A more common scenario may be loading data from delimited data file into an SQLite database table. The syntax is similiar, with added file handling.
"""
=====================================
Method #2: Data read in from .csv |
=====================================
Requires ticker_data.csv file.
"""
import sqlite3
import csv
db = sqlite3.connect("sample.db")
cursor = db.cursor()
# Open ticker_data.csv, and create a csv.reader instance. Then call
# executemany on the records read from file to load into the database.
with open('ticker_data.csv', 'r') as ff:
fcsv = csv.reader(ff)
# Read records from file into list.
recs_to_load = [record for record in fcsv]
# Load records into CLOSING_PRICES table.

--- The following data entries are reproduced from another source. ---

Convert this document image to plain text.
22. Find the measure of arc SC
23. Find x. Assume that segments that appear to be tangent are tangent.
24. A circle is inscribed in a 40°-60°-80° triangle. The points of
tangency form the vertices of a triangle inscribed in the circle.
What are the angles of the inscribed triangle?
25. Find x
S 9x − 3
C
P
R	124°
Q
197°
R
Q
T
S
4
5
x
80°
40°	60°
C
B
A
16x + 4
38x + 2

cursor.executemany("INSERT INTO CLOSING_PRICES VALUES (?,?,?)", recs_to_load)
db.commit()
db.close()
Retrieving Data
To retrieve SQLite database records, an iterator in the form of a database cursor is returned, which is traversed to obtain to returned dataset elements.
import sqlite3
# Reestablish connection to sample.db database.

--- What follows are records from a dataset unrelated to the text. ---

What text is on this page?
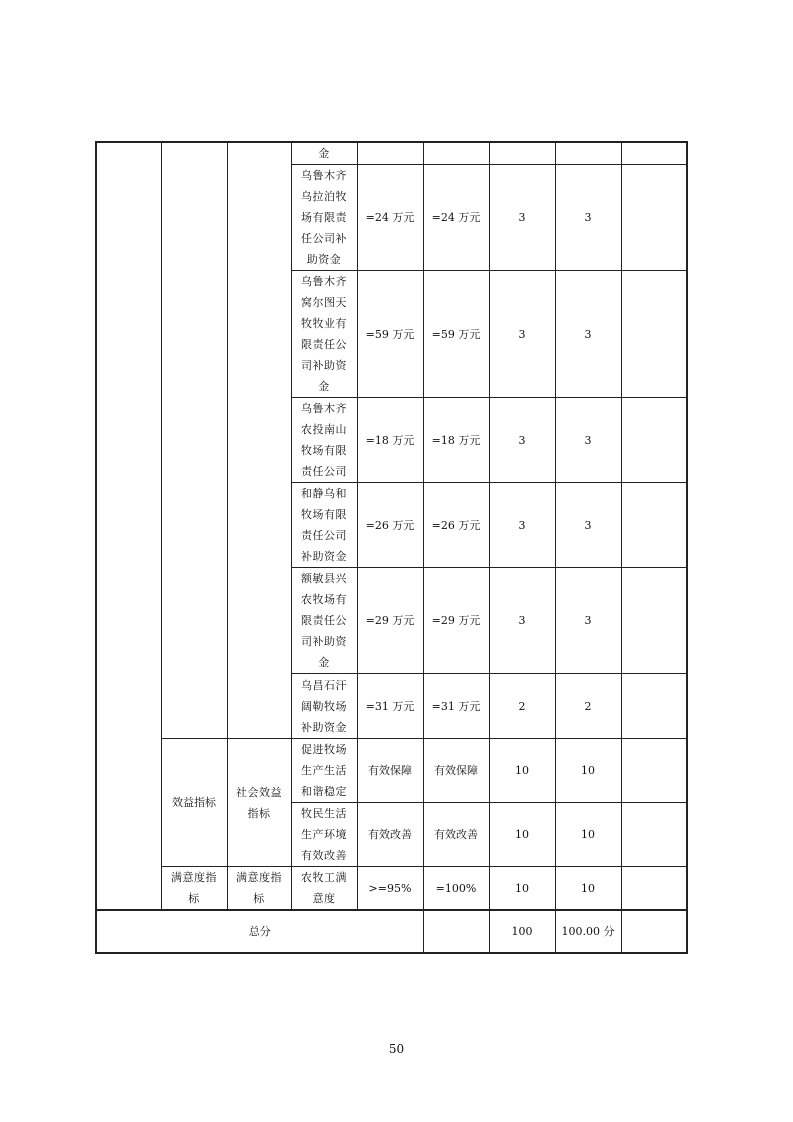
			金					
			乌鲁木齐乌拉泊牧场有限责任公司补助资金	=24 万元	=24 万元	3	3	
			乌鲁木齐窝尔图天牧牧业有限责任公司补助资金	=59 万元	=59 万元	3	3	
			乌鲁木齐农投南山牧场有限责任公司	=18 万元	=18 万元	3	3	
			和静乌和牧场有限责任公司补助资金	=26 万元	=26 万元	3	3	
			额敏县兴农牧场有限责任公司补助资金	=29 万元	=29 万元	3	3	
			乌昌石汗阔勒牧场补助资金	=31 万元	=31 万元	2	2	
	效益指标	社会效益指标	促进牧场生产生活和谐稳定	有效保障	有效保障	10	10	
			牧民生活生产环境有效改善	有效改善	有效改善	10	10	
	满意度指标	满意度指标	农牧工满意度	>=95%	=100%	10	10	
总分						100	100.00 分	
50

db = sqlite3.connect("sample.db")
cursor = db.cursor()
# Construct a query to retrieve data from CLOSING_PRICES.
SQL = "SELECT * FROM CLOSING_PRICES"
cursor.execute(SQL)
# cursor can now be iterated over.
for rec in cursor:
print(rec)
db.close()
Headers need to be extracted from the cursor.description
attribute:
db = sqlite3.connect("sample.db")
cursor = db.cursor()
# Construct query to retrieve data from CLOSING_PRICES table.

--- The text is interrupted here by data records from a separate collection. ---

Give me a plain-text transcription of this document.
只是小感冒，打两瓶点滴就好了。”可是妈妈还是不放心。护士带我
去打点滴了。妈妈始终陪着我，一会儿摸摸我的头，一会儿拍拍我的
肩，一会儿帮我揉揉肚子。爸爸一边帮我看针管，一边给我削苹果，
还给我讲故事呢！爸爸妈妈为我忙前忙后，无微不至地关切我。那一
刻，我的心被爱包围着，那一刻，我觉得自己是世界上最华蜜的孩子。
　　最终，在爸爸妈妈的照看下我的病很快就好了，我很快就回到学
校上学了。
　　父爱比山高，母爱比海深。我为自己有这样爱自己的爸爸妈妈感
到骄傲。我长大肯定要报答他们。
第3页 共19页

SQL = "SELECT * FROM CLOSING_PRICES"
cursor.execute(SQL)
# Capture table headers into `headers` list.
headers = [ii[0] for ii in cursor.description]
db.close()
Using Bind Variables
The following demonstrates the use of bind variables in SQLite for dynamic data retrieval:
db = sqlite3.connect("sample.db")
cursor = db.cursor()
# Bind variable key-value pairs.
params = {'symbol':'GE','date':'20161125'}
SQL = "SELECT * FROM CLOSING_PRICES WHERE TICKER=:symbol AND DATE!=:date"
cursor.execute(SQL, params)
# Read records into list iterating over cursor.
records = [record for record in cursor]
db.close()
Final Note
At times, it can be useful to interact with SQLite databases from a graphical interface, especially as the number of tables grows. One such tool is SQLiteStudio, a SQLite IDE that includes the tools necessary to manage databases, schemas, tables and related objects.